(CN) – An insurance collective is suing California’s insurance commissioner, claiming its new mandate to make coverage more accessible to those in wildfire-prone areas will force cost increases.
California’s insurance industry pays into a fund called the California Fair Access to Insurance Requirements (FAIR) Plan, which provides wildfire coverage to those who have lost it or can’t afford it. Californians must purchase other types of coverage — such as protection against floods or theft — through the private market.
But last month, state insurance commissioner Ricardo Lara ordered FAIR to offer comprehensive insurance, hoping to save policyholders the burden of purchasing multiple plans.

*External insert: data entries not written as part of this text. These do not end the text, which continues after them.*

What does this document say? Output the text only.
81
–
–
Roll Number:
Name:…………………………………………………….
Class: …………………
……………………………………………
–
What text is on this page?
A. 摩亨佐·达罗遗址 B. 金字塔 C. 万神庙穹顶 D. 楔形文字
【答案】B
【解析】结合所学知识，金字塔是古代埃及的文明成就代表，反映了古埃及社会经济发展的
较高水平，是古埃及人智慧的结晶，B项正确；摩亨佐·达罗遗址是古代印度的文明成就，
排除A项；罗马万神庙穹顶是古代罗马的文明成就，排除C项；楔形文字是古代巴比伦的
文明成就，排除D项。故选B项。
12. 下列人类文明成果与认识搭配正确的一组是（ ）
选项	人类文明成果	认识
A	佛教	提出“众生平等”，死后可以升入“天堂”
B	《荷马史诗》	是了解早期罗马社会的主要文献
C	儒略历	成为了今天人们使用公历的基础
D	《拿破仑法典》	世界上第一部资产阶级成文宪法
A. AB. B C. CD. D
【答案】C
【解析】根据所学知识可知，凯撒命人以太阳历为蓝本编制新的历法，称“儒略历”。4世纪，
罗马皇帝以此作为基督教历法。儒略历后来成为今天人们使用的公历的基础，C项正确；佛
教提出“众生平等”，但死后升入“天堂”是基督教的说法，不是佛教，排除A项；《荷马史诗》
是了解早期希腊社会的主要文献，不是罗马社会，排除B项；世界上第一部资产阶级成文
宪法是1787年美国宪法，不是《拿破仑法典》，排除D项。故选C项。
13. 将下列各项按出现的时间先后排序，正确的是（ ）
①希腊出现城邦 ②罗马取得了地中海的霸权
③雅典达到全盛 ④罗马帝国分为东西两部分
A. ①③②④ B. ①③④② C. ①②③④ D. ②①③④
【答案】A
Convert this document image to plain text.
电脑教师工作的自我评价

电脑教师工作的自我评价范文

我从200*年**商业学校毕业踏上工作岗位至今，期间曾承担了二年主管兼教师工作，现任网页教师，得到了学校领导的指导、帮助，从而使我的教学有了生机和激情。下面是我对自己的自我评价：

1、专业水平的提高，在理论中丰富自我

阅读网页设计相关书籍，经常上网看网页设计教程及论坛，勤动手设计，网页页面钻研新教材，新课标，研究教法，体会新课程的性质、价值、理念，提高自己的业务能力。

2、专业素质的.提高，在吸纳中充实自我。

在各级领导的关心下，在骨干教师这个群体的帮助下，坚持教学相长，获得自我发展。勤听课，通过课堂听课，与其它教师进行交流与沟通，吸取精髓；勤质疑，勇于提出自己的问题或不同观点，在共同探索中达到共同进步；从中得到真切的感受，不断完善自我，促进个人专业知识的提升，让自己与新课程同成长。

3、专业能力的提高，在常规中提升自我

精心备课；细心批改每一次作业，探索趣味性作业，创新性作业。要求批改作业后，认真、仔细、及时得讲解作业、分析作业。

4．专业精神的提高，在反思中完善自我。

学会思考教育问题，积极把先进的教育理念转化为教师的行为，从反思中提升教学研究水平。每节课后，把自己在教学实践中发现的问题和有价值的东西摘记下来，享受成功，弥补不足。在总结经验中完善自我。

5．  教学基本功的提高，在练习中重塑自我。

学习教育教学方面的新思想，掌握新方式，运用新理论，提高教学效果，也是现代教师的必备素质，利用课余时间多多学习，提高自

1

According to FAIR’s lawsuit, filed Friday in the Central District of Los Angeles Superior Court, that directive is a no-go.
FAIR says that the mandate is illegal because it interferes with FAIR’s plan to encourage “maximum use” of the private insurance market.
But Lara told AP News the lawsuit was “industry driven” and vowed to “protect consumers.”
“Insurers can’t have it both ways,” Lara said. “They cannot continue to cancel policyholders at an alarming rate, leaving them with the FAIR Plan as their only option, with woefully inadequate coverage.”
The Associated Press reports that private insurers dropped coverage for 350,000 policyholders in wildfire-prone areas since 2015.
Several years of devastating wildfires have undercut profitability for California’s insurers. According to the California Department of Insurance, the state’s insurance companies paid out $1.70 for every $1 collected in premiums last year.